AMED – “Umut etmek ve barış ihtimalini büyütmek istiyoruz” bildirisi imzacılarından gazeteci Ertuğrul Mavioğlu, “Sayın Abdullah Öcalan’a yönelik tecrit devam ettiği sürece barışa dair somut adımların atılması mümkün değildir” dedi.
Almanya’nın Berlin kentinde 2018 yılında düzenlediği konferansla çalışmalarına başlayan Avrupa Özgürlük ve Barış Forumu (European Forum For Freedom and Peace – EFFP), çatışmanın taraflarını diyalog zemininde bir araya getirme hedefiyle barış mücadelesini uluslararası bir boyuta taşımayı amaçlıyor. Yıl içerisinde Eindhoven, Köln ve Berlin’de düzenlenen uluslararası barış konferanslarıyla çalışmalarını güçlendiren Forum, son olarak 273 sanatçı, akademisyen, gazeteci ve siyasetçinin imzasıyla “Umut etmek ve barış ihtimalini büyütmek istiyoruz” başlıklı bir bildiri yayımladı.
Metnin imzacılarından gazeteci Ertuğrul Mavioğlu, EFFP’nin çalışmaları ve Türkiye’nin Kürt sorunu politikası ve gelişmelere dair değerlendirmelerde bulundu.
‘TECRİT KALDIRILMADAN BARIŞ MÜMKÜN DEĞİL’
EFFP’nin düzenlediği konferansların sadece birer tartışma zemini olmadığını belirten Mavioğlu, aynı zamanda çatışmaların derinleştirdiği hak ihlalleri ve toplumsal yıkıma dikkat çekmeye çalışıldığını söyledi. Mavioğlu, “Uzun yıllardır devam eden çatışmalı süreç, yalnızca on binlerce insanın yaşamını yitirmesine neden olmadı. Aynı zamanda ekonomik, sosyal, ekolojik ve cinsiyet eşitliği gibi pek çok alanda Türkiye ve Kürdistan’da büyük tahribat yarattı” dedi.

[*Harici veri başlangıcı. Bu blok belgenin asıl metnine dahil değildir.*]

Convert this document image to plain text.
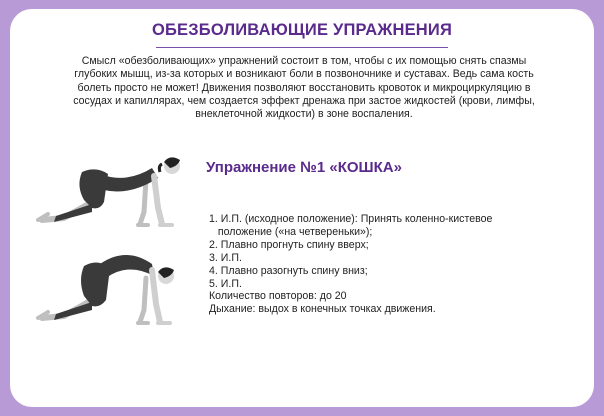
ОБЕЗБОЛИВАЮЩИЕ УПРАЖНЕНИЯ
Смысл «обезболивающих» упражнений состоит в том, чтобы с их помощью снять спазмы глубоких мышц, из-за которых и возникают боли в позвоночнике и суставах. Ведь сама кость болеть просто не может! Движения позволяют восстановить кровоток и микроциркуляцию в сосудах и капиллярах, чем создается эффект дренажа при застое жидкостей (крови, лимфы, внеклеточной жидкости) в зоне воспаления.
Упражнение №1 «КОШКА»
1. И.П. (исходное положение): Принять коленно-кистевое
положение («на четвереньки»);
2. Плавно прогнуть спину вверх;
3. И.П.
4. Плавно разогнуть спину вниз;
5. И.П.
Количество повторов: до 20
Дыхание: выдох в конечных точках движения.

Çalışmalarının savaşın neden olduğu yıkımların ortadan kaldırılması, barış ve demokratik bir ortam için birer adım olduğunu kaydeden Mavioğlu, barış mücadelesinin sadece iyi niyetle sürdürülemeyeceğini söyledi. Somut adımların atılmasının kaçınılmaz olduğunu dile getiren Mavioğlu, “Barış sürecinin öncelikli koşullarından biri İmralı’da uygulanan tecrit politikasının sona erdirilmesidir. Sayın Abdullah Öcalan’ın, Ömer Öcalan ile yaptığı görüşme tecridin son bulduğu anlamına gelmiyor. Sayın Abdullah Öcalan’a yönelik tecrit devam ettiği sürece barışa dair somut adımların atılması mümkün değildir. Nitekim yapılan görüşmenin ardında yapılan açıklamalardan en önemlisi tecridin sürdüğüne dair verilen mesajlardır” ifadelerini kullandı.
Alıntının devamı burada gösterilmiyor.